Another dimension is opened up by the controversy there has been about antibody tests: the ones that reveal not that someone’s infected, but that they’ve had the disease already. Ministers seem to have given up on Boris Johnson’s grand claim of mid March – that they’ll be a ‘game-changer’ – but only because trials at Oxford University found that 3.5 million tests purchased from China were useless. On 2 April, four days before the Oxford findings were reported, Matt Hancock was still vaguely foreseeing a time when recovered victims of the virus would get certificates or wristbands to prove their immunity. That was a double fantasy, because there’s no reliable evidence that exposure to COVID-19 produces lasting immunity, but a system that privileged people for beating off the disease would also be objectionable in principle. It would disadvantage everyone else, especially the old and vulnerable. It would encourage some people to catch the coronavirus rather than avoid it, and the value of certificates or wristbands could quickly generate a corrosive black market. The only way of safeguarding the system’s integrity would be yet further extensions of government power.

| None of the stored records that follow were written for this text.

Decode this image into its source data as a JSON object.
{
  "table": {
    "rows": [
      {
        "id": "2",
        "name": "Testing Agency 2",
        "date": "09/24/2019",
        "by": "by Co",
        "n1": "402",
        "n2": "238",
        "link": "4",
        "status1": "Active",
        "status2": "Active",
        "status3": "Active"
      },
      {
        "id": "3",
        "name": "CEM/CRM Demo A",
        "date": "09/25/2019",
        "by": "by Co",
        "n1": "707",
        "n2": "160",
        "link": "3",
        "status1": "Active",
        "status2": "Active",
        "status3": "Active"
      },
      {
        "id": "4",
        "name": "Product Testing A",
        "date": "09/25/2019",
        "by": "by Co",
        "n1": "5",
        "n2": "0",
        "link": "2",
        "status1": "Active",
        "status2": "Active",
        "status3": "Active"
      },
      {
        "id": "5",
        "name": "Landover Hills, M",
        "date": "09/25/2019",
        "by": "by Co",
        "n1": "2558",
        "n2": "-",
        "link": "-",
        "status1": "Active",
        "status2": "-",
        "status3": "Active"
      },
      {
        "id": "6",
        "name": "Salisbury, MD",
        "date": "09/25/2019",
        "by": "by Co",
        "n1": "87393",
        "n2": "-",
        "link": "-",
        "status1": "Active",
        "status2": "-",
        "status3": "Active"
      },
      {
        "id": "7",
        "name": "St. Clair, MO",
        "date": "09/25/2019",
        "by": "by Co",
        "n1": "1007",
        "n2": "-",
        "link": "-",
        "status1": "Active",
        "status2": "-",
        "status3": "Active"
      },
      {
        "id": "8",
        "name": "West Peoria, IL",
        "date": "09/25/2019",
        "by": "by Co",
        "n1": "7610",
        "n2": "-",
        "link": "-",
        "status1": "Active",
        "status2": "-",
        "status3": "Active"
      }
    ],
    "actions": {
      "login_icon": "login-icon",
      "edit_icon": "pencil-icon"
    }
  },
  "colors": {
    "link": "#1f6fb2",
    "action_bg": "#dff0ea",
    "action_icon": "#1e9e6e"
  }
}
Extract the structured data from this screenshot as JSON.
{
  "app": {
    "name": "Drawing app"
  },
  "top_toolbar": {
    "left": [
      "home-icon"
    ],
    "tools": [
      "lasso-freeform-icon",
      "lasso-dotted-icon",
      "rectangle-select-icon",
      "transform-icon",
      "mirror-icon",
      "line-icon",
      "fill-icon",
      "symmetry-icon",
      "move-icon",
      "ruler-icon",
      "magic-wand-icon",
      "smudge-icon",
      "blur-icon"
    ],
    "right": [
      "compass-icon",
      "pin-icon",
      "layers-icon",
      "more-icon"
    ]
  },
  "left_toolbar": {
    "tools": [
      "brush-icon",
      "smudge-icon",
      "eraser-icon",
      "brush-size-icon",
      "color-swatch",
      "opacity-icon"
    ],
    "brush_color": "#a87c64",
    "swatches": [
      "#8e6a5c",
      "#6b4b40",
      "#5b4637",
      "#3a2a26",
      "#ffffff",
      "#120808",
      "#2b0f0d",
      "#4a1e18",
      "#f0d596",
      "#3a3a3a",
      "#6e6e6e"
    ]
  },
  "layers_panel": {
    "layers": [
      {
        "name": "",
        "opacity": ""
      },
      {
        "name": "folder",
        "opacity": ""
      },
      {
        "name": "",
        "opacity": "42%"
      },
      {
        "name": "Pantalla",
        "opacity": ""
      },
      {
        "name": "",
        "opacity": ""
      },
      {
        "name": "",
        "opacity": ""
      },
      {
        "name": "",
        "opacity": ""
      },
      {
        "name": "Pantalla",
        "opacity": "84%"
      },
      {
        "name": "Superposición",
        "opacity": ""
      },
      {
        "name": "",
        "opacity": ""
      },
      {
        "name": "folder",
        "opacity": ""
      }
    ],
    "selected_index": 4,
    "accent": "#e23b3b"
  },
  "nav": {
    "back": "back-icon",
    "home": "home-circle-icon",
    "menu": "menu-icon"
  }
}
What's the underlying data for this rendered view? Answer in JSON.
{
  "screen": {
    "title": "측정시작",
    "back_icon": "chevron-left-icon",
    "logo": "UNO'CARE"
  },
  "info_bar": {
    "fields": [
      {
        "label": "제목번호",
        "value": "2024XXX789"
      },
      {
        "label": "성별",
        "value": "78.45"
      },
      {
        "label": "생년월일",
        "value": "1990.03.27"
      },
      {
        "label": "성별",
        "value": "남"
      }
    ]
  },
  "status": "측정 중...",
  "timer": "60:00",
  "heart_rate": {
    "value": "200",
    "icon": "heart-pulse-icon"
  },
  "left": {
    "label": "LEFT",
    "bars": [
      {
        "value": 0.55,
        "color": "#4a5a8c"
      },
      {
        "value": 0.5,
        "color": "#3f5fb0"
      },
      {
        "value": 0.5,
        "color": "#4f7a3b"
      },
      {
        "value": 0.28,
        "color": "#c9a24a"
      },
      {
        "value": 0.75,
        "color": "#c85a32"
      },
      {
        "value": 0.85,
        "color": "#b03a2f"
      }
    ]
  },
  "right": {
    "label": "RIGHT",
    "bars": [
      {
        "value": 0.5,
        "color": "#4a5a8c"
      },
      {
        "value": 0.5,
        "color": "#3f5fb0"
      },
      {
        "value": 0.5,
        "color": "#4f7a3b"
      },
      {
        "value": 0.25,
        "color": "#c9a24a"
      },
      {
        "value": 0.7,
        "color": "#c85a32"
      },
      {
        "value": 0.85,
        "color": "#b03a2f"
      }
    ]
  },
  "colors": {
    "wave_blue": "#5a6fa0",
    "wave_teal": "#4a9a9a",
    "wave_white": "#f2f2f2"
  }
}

All the dangers lie ahead, and lockdown London certainly isn’t an Orwellian dystopia. Even if advertisers’ exhortations to love the NHS are starting to feel a touch totalitarian (and I admire health workers as much as the next potential ICU patient), police on patrol seem friendly enough. Though there have been reports of heavy-handed enforcement elsewhere, the greatest insensitivity I’ve personally encountered came from an officer at Kings Cross station, who laughingly told me that smack addicts now have to pay heroin prices for methadone. Drug dealers are being spooked by the city’s emptiness too.

States amass power invisibly and slowly though. And fear is driving so many decisions at the moment that authoritarian approaches to the current crisis are bound to gain support. Intrusive and repressive measures might even be necessary (I don’t yet know where I’d hypothetically stand) but it’ll be crucial to view the downsides through perspectives that aren’t just medical. If there’s one thing this government’s ineptitude has proved for sure, it’s that sound science can underpin bad policies. And the choices being made now are going to shape whatever’s left of society, long after COVID-19 subsides.